C'est en juin prochain que les universités de la région, ainsi que les écoles d'ingénieurs associées au projet, sauront si elles font partie des dossiers retenus, parmi dix-sept candidatures. À la clef d'IC Ouest: un milliard d'euros qui viendra doter en capital une fondation de coopération scientifique. Ne nous y trompons pas, les chercheurs de l'Ouest ne se verront pas attribuer une telle somme. «Ce sont uniquement les intérêts de ce milliard qui vont être utilisés», précise Guy Cathelineau. Il n'empêche, c'est, pour les universités et les écoles, un flux nouveau de 30 à 35M€ par an. Une manne à comparer aux 280M€ de budget annuel de Rennes 1, 140M€ d'Angers ou 230M€ de Nantes. Grâce au recrutement d'une centaine d'enseignants chercheurs étrangers, les universités de l'Ouest souhaitent d'abord se reconfigurer aux standards internationaux. De plus, grâce à ce budget, elles souhaitent développer la recherche dans cinq grands thèmes qui font déjà la spécificité de la région: la mer, les STIC, la santé, les matériaux et l'agronomie.

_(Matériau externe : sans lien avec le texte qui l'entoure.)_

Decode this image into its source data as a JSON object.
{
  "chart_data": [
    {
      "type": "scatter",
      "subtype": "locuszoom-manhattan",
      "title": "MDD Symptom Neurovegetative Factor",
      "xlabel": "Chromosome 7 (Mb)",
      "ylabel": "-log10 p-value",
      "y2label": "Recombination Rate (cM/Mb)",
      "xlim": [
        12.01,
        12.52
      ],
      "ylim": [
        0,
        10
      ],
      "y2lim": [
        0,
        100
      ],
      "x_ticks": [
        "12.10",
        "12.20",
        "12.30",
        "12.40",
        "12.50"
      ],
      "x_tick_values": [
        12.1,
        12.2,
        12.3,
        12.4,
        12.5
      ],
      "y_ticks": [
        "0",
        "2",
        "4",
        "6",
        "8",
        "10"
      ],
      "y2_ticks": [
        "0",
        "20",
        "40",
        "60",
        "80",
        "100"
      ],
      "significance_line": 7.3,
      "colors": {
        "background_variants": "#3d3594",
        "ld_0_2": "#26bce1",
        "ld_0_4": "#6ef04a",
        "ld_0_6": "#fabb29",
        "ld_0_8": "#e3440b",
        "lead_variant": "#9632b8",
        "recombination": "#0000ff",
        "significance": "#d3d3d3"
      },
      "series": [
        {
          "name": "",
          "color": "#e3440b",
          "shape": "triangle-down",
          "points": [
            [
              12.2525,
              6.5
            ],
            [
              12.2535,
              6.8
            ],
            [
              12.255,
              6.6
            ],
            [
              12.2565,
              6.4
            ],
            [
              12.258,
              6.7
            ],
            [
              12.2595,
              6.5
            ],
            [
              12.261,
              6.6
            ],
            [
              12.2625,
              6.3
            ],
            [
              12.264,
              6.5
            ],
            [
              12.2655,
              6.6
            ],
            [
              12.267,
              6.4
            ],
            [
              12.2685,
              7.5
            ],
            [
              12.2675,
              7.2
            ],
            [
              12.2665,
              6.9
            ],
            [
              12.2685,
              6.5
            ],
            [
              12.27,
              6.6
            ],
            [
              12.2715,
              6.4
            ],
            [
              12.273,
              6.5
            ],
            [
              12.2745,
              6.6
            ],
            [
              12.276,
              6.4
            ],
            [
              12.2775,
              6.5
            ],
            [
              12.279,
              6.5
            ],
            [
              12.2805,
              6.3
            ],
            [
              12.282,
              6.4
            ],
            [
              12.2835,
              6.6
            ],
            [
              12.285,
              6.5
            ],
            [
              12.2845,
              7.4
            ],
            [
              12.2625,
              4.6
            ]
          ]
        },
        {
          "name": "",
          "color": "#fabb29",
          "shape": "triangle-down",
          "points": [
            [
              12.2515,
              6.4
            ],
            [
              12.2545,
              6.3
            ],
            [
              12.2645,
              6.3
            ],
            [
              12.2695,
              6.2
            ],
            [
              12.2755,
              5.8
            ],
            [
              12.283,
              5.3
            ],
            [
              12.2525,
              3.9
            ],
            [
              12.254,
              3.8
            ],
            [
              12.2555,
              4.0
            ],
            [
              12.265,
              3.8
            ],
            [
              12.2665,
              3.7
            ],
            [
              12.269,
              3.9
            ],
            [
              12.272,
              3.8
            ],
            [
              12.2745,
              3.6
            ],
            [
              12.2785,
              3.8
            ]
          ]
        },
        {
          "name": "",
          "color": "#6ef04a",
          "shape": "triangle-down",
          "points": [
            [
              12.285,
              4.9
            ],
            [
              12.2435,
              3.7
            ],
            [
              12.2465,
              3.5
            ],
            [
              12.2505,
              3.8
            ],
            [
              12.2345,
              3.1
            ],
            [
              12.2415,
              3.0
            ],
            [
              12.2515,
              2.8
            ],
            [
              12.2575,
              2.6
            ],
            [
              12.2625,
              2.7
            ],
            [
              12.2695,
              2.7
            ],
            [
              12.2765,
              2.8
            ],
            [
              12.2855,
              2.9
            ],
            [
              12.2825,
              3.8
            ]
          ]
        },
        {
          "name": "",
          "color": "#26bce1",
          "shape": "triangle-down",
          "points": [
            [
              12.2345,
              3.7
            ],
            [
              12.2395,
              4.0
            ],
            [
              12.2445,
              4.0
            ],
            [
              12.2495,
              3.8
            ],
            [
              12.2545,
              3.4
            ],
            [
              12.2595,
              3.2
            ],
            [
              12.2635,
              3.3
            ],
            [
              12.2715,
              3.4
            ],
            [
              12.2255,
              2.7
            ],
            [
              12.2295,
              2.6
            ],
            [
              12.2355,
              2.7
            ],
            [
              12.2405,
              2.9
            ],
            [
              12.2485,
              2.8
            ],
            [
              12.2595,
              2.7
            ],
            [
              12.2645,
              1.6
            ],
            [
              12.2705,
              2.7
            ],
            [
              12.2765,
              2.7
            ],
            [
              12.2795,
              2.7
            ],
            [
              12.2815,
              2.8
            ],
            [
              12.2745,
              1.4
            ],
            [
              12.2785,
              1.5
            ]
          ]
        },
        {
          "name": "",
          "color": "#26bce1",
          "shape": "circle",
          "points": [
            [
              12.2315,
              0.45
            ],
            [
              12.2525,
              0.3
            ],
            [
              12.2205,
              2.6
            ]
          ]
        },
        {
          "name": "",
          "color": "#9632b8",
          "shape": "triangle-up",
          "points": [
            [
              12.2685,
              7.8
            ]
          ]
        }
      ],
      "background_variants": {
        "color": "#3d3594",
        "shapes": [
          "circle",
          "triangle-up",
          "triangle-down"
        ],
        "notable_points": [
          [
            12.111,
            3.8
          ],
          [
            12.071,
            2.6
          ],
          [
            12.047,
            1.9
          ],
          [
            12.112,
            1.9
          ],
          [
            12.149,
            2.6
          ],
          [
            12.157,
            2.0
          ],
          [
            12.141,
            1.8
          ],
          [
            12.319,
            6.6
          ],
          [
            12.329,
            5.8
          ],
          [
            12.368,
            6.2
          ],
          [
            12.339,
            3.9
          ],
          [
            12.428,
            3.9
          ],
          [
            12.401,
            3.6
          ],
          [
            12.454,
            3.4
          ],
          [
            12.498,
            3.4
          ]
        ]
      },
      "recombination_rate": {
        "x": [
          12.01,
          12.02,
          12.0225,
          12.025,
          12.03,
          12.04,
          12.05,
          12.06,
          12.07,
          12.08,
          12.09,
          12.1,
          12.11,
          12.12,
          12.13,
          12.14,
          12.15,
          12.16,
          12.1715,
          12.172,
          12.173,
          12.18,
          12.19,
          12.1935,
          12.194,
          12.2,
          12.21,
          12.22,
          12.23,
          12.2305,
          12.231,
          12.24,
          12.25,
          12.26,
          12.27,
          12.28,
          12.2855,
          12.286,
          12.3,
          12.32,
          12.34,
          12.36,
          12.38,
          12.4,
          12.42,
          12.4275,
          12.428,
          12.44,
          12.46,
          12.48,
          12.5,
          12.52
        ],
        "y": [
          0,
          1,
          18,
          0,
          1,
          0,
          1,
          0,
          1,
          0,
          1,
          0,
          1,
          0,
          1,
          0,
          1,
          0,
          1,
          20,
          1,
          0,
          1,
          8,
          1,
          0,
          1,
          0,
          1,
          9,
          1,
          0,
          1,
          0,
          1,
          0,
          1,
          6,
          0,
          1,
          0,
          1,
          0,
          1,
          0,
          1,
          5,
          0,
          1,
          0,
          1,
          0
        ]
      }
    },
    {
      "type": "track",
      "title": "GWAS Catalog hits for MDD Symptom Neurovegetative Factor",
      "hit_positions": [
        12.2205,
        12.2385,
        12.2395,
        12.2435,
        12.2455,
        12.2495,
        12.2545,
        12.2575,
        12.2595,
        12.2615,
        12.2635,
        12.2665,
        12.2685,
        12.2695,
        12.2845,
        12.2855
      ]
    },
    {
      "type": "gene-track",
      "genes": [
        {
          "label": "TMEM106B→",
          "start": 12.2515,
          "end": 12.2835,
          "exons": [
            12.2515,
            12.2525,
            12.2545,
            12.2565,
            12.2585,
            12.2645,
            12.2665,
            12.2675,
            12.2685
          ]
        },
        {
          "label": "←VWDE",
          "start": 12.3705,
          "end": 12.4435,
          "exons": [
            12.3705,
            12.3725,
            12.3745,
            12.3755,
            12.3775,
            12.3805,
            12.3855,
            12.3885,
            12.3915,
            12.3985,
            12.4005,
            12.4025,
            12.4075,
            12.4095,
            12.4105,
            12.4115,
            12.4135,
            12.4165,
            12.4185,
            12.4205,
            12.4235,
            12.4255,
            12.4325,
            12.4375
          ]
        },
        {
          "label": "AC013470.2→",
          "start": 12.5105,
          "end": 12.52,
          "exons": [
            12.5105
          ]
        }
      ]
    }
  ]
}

Dans ces cinq domaines, IC Ouest ambitionne ainsi une place parmi les dix premiers mondiaux sur des niches d'excellence. Par leur association, Bretagne et Pays de la Loire s'appuient sur près de 5.000 chercheurs et enseignants-chercheurs. Si leur projet commun est retenu, c'est une fondation de coopération scientifique qui portera IC Ouest. Avec un siège à Rennes et un conseil d'administration de 23 ou 24 membres.